■ Im Streit um Maastricht wechseln die Argumente die Seiten: Danke Helmut, danke Francois!
Danke, ihr beiden! Viel Staat ist mit Euch zwar nicht mehr zu machen, aber daß Ihr noch rechtzeitig den Maastrichter Vertrag zusammengeschnürt habt, dafür muß Euch um so mehr Dankbarkeit zuwachsen, je länger die Debatte um Maastricht dauert. Bei aller Europarhetorik der Regierung, trotz aller Kritik einiger Oppositioneller müssen wir im Bundestag mittlerweile mit anschauen, wie die Argumente langsam die Seiten wechseln. Schon gehen Graf Lambsdorff und Theo Waigel mit der Angst um die Deutschmark hausieren, während auf der grün-bürgerbewegten Gegenseite nun auch Werner Schulz vor einem Scheitern von Maastricht warnt, weil dies nur die bisherige Integration in Frage stellen könne.
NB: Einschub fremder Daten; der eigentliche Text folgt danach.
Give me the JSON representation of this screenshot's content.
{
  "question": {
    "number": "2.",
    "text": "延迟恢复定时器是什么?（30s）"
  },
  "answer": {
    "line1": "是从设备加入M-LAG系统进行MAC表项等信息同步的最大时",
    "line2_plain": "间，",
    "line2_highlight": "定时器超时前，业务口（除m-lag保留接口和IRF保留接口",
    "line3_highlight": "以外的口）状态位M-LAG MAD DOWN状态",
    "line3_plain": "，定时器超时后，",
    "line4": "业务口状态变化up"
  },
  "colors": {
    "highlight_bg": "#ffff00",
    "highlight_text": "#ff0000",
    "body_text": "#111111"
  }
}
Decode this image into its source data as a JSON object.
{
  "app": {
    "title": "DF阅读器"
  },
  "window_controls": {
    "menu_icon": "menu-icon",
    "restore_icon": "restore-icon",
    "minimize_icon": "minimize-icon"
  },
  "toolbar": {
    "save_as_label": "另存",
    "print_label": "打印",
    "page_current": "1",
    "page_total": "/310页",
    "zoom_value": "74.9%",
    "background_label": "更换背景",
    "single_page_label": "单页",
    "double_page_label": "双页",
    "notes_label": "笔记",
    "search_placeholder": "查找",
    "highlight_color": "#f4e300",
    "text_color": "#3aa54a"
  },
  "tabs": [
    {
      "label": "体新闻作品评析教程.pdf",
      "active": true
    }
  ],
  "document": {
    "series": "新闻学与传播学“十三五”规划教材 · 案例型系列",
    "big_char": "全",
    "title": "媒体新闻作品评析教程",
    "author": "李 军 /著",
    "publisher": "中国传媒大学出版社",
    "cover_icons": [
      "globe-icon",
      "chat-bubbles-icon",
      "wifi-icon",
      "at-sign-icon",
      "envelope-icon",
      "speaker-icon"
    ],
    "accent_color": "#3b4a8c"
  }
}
Wie recht Schulz mit dieser Sorge hat, zeigen Waigels patriotische Aufwallungen vom selben Tag. Hoffentlich wird es nicht mehr als ein Lacherfolg, wenn der Finanzminister vorschlägt, den Ecu lieber „Euromark“ zu nennen. Daß Waigels Kleinsparer-Symbolismus den Deutschen irgendwelche Sorgen nimmt, läßt sich kaum erwarten — wohl aber, daß er in den Nachbarländern die Angst vor teutonischen Dominanzbestrebungen schürt.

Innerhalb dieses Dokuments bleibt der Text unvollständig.